Enfin un ennemi juré du socialisme, Friedrich von Hayek : « Peu de gens se rendent compte que le fascisme et le nazisme ne sont pas le contraire du socialisme, mais sa suite logique ». Grand rival de Keynes dans les années 1930, inspirateur de Reagan et de Thatcher, Hayek est aujourd’hui la principale source d’inspiration du néolibéralisme. Selon lui, il n’existe que deux formes d’organisation sociale. Le Taxis qui est construit consciemment par les hommes pour réaliser un projet et le Cosmos qui est une organisation spontanée, où chacun peut, vivre de manière libre et créative, et ce, au prix d’inégalités. La social-démocratie, le parlementarisme ou le nazisme sont des Taxis, ils créent la crise. Seul le libre-échange peut permettre le Cosmos.

Le Cosmos est le seul système naturel, car « aucun cerveau humain ne peut embrasser l’ensemble des informations nécessaires à une décision collective rationnelle (…). La croyance que les hommes peuvent organiser consciemment leur destin est fausse (…) et aucun philosophe, aucun politique ne peut éclairer ses semblables dans leurs choix, sinon en brandissant l’illusoire flambeau des idéologies ». Les décisions doivent donc être prises à la base, sur le terrain et non au sommet, car toute intervention perturbe la circulation de l’information et engendre la crise. L’individualisme, qui produit le libre-échange est souhaitable, parce qu’il est le plus efficace. Tout projet, toute construction, a fortiori toute révolution, sont frappés d’irrationalité sociale.
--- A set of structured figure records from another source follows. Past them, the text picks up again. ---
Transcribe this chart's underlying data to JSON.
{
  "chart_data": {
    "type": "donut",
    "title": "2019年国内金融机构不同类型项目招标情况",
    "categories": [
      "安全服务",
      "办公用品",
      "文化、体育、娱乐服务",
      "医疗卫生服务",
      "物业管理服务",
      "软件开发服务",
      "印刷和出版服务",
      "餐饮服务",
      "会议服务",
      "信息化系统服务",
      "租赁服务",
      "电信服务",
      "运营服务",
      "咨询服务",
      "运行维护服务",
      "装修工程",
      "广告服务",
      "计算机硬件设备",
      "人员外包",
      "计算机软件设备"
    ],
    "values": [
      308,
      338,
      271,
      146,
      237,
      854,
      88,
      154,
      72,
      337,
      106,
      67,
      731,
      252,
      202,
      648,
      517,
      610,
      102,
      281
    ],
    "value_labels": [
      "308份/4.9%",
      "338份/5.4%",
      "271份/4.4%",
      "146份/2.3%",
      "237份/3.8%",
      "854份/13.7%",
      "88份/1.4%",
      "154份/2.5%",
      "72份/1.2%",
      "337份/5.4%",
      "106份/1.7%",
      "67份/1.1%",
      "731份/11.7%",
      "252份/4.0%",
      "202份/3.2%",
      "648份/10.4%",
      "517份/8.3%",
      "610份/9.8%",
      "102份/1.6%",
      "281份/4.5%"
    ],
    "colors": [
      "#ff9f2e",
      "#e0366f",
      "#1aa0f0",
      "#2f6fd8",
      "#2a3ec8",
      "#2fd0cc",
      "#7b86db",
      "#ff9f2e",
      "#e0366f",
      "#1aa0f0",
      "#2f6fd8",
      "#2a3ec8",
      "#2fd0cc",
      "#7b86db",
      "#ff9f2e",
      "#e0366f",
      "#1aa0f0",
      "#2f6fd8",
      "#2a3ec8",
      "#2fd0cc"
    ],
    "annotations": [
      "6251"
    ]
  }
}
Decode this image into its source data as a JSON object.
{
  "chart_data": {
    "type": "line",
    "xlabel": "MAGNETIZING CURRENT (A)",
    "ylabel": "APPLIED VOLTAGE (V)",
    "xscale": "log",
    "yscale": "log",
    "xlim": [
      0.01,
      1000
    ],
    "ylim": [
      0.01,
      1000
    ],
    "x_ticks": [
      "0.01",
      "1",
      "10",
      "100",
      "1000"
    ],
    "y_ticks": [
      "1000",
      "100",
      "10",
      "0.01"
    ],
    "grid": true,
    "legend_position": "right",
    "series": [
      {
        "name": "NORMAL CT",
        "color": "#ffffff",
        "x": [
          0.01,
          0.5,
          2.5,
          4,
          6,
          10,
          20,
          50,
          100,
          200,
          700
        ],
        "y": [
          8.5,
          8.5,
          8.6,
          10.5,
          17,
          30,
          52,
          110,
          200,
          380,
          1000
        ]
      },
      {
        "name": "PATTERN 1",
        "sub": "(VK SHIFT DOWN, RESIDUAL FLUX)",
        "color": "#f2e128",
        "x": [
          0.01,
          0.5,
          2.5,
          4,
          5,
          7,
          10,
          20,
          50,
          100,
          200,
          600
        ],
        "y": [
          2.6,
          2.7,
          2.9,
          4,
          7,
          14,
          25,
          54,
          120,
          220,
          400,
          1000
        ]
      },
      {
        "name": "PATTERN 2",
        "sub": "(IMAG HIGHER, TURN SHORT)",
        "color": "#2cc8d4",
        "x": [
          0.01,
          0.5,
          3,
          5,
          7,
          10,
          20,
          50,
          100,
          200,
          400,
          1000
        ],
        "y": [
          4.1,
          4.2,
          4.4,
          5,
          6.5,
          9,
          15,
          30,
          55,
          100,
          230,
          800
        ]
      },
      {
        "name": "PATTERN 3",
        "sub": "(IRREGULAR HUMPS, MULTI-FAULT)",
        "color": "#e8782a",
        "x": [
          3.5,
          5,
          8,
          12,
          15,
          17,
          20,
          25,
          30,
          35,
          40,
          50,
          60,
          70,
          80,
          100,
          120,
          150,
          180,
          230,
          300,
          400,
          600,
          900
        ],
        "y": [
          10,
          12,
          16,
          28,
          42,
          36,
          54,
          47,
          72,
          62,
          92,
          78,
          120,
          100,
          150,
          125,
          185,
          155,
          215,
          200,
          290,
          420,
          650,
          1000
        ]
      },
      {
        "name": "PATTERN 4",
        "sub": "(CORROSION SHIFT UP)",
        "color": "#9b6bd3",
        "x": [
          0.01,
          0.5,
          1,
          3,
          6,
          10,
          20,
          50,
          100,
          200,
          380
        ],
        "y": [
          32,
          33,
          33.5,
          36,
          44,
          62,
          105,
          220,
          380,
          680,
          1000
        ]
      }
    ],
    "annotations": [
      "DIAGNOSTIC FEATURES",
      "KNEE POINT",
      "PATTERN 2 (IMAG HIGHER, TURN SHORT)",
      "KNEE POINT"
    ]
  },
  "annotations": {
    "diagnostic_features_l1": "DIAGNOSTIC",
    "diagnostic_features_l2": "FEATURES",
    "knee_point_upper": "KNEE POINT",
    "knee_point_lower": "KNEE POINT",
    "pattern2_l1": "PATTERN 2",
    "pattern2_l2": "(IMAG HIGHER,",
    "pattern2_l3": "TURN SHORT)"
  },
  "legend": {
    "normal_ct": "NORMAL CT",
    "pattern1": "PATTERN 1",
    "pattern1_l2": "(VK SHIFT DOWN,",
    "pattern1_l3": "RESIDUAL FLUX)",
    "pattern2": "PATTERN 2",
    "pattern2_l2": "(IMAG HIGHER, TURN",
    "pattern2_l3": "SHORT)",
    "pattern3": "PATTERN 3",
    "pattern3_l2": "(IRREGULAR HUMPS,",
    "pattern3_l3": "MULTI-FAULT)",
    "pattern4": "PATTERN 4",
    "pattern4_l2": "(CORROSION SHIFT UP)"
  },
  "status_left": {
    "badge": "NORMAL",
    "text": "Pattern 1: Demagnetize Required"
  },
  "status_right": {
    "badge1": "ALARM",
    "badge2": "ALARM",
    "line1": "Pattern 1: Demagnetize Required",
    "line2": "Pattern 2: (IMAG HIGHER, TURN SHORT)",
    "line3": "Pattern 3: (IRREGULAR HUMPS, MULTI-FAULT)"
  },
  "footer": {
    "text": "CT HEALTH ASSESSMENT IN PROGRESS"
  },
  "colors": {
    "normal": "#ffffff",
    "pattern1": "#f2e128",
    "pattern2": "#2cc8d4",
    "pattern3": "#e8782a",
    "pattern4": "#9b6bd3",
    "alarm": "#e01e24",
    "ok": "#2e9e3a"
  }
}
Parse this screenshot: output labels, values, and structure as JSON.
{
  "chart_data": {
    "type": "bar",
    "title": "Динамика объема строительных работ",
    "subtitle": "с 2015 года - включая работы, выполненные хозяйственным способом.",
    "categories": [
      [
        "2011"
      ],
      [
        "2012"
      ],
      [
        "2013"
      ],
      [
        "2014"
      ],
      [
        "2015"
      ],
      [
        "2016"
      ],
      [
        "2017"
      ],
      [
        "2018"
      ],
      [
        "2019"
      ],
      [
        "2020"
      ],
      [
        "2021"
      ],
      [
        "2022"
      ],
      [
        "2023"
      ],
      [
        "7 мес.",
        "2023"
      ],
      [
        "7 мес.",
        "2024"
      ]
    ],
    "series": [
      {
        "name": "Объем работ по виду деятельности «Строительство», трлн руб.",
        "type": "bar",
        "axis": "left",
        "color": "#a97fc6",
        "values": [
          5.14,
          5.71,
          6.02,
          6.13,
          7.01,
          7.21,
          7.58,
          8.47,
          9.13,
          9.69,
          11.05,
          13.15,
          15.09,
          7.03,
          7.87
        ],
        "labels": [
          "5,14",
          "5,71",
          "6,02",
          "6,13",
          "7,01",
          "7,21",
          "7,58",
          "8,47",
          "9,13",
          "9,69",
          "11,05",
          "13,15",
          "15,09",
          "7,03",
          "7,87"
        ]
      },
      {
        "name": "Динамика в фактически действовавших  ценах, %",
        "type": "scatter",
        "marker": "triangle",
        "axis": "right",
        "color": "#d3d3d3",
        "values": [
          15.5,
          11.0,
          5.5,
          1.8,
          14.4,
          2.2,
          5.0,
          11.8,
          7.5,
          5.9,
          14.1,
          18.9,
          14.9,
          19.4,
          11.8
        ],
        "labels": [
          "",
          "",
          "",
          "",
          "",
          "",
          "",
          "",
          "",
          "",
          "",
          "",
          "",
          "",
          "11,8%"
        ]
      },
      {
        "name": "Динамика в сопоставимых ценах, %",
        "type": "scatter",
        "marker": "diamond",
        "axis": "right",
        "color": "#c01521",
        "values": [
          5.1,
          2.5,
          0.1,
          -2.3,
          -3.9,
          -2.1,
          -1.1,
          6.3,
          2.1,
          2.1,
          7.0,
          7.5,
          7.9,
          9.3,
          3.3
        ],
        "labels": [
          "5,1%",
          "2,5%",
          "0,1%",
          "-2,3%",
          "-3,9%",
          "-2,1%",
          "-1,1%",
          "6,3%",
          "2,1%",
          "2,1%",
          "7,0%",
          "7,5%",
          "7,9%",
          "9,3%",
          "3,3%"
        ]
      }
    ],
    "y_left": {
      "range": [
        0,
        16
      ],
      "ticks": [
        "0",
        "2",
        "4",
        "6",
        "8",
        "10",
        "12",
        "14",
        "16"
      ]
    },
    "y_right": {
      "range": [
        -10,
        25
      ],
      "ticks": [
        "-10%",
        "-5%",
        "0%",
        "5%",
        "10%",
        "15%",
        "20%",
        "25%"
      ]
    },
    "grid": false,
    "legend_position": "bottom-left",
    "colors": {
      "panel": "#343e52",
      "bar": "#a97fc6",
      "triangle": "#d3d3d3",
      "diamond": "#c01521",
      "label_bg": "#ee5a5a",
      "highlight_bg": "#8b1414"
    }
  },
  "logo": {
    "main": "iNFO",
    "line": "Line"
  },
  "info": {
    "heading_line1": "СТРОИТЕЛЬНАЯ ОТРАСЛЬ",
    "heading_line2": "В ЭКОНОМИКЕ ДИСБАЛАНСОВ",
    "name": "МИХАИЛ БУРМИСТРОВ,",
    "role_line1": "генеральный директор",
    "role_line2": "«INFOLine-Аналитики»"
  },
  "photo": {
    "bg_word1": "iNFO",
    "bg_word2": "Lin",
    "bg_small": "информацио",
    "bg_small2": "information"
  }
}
Au fond, Hayek conçoit l’avènement de la démocratie et de l’économie de marché comme le fruit d’une sorte de sélection darwinienne par la société des meilleures institutions susceptibles d’assurer l’information et la liberté. Mais, si les institutions naissent par une sélection de l’histoire, pourquoi l’État providence est-il devenu la tradition, du moins en Europe ? Ou l’on renonce à la théorie de la sélection par le marché ou l’on reconnaît la validité de ce processus, mais alors l’abolition de l’État devient pure idéologie. La loi du marché postule que l’ordre social qui résulte de la libre concurrence sera toujours supérieur à celui engendré par une intervention de l’État : affirmation jamais démontrée ou réfutée. Immunisée contre toute objection, la théorie a gagné en sécurité ce qu’elle a perdu en scientificité.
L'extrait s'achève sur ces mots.